On the eve of the European Union countries agreed on the introduction of a “ceiling” of prices for Russian oil.
In Russia, they were outraged by the introduction of price restrictions on it oil at the level of $60 per barrel, which was agreed upon by the European Union and the G7 countries on December 2. However, the final decision has yet to be approved by the EU Council.
About this write propaganda media of the Russian Federation.
Thus, the press secretary of Russian President Vladimir Putin, Dmytro Peskov, said that Russia will not accept a “ceiling” of oil prices.
“The Kremlin is still analyzing the situation, but certain preparations have been made for such a decision by the EU,” Putin’s press secretary said.
In turn, the permanent representative of the Russian Federation to international organizations in Vienna, Mykhailo Ulyanov, said on Saturday, December 3, that Russia will allegedly stop supplying oil to European countries against the backdrop of oil price restrictions.
“From this year, Europe will live without Russian oil. Moscow has already made it clear that it will not supply oil to those countries that support the anti-market price ceiling,” he said.
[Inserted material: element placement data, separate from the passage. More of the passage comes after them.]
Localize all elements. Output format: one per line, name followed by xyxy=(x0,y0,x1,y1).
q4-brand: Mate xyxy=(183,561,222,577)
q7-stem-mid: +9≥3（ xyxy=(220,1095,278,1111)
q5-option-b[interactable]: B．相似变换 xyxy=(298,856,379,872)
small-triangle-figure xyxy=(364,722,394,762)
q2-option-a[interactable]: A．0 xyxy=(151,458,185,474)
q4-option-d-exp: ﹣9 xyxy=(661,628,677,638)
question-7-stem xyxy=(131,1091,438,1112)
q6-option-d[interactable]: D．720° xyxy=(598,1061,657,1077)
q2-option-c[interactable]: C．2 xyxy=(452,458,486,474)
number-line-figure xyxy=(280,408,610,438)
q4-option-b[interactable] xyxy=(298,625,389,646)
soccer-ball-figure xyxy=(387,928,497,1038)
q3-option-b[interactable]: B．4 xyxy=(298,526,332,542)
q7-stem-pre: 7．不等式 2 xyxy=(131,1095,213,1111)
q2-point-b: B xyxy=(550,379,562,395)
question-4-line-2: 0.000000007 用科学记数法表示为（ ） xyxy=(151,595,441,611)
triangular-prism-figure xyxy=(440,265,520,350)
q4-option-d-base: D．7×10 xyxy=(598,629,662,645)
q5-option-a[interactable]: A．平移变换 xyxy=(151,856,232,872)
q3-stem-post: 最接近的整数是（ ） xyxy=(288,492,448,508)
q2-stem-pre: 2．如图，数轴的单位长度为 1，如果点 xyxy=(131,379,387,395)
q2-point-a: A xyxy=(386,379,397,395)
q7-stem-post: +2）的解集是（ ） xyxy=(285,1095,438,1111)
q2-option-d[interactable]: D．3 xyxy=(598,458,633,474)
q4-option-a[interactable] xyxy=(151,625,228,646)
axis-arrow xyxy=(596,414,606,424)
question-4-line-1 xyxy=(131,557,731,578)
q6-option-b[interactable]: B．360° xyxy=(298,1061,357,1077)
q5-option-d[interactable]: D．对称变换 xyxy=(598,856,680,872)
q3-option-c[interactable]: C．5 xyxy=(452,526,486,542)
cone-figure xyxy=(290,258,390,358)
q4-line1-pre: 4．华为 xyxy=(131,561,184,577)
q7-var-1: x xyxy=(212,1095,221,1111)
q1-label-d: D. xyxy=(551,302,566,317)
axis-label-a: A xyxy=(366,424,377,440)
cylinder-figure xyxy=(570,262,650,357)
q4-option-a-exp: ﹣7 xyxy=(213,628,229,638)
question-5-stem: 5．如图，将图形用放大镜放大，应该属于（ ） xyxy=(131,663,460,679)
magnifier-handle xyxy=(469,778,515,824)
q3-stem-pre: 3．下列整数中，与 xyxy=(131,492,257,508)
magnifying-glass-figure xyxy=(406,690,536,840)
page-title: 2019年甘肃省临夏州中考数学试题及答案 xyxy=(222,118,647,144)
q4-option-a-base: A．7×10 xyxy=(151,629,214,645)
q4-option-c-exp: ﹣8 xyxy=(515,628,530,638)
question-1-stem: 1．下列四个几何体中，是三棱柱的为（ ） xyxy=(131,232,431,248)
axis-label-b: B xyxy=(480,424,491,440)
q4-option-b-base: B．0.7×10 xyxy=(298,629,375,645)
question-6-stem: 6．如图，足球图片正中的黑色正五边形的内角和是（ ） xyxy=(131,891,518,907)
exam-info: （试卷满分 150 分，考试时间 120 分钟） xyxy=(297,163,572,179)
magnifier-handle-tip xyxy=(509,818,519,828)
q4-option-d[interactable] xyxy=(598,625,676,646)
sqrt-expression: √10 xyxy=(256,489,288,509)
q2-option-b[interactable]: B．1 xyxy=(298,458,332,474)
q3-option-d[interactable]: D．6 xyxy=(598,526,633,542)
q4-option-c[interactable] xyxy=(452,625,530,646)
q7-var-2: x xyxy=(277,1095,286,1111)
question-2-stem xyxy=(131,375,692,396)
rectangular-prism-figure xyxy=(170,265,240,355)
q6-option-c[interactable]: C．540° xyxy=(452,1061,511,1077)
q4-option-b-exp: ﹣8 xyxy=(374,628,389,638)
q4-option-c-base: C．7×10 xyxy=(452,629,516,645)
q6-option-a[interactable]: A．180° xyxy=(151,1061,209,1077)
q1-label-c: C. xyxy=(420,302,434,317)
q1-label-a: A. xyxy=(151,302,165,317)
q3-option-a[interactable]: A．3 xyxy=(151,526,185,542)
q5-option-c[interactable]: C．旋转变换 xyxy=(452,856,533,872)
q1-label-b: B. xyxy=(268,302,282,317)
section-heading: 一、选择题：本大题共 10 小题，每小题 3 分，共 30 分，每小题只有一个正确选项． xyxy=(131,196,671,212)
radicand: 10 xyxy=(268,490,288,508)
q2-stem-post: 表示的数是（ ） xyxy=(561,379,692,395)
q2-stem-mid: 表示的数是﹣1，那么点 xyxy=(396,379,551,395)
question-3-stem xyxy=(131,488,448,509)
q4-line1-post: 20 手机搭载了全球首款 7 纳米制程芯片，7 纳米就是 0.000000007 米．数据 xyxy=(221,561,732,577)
Limitation of prices for Russian oil
European Union countries on Friday, December 2, agreed on a regulated “ceiling” of prices for Russian oil, which is delivered by sea, at the level of $60 per barrel, the decision must be approved by the EU Council on Saturday. The countries of the Group of Seven (G7) and Australia announced similar measures.
In order to circumvent the oil sanctions introduced against Russia due to military aggression, the Kremlin is forming a “shadow fleet”. The aggressor country bought more than 100 vessels for its transportation. This is stated in the material of the Financial Times agency, referring to the estimates of the shipping broker Braemar and the energy consulting company Rystad.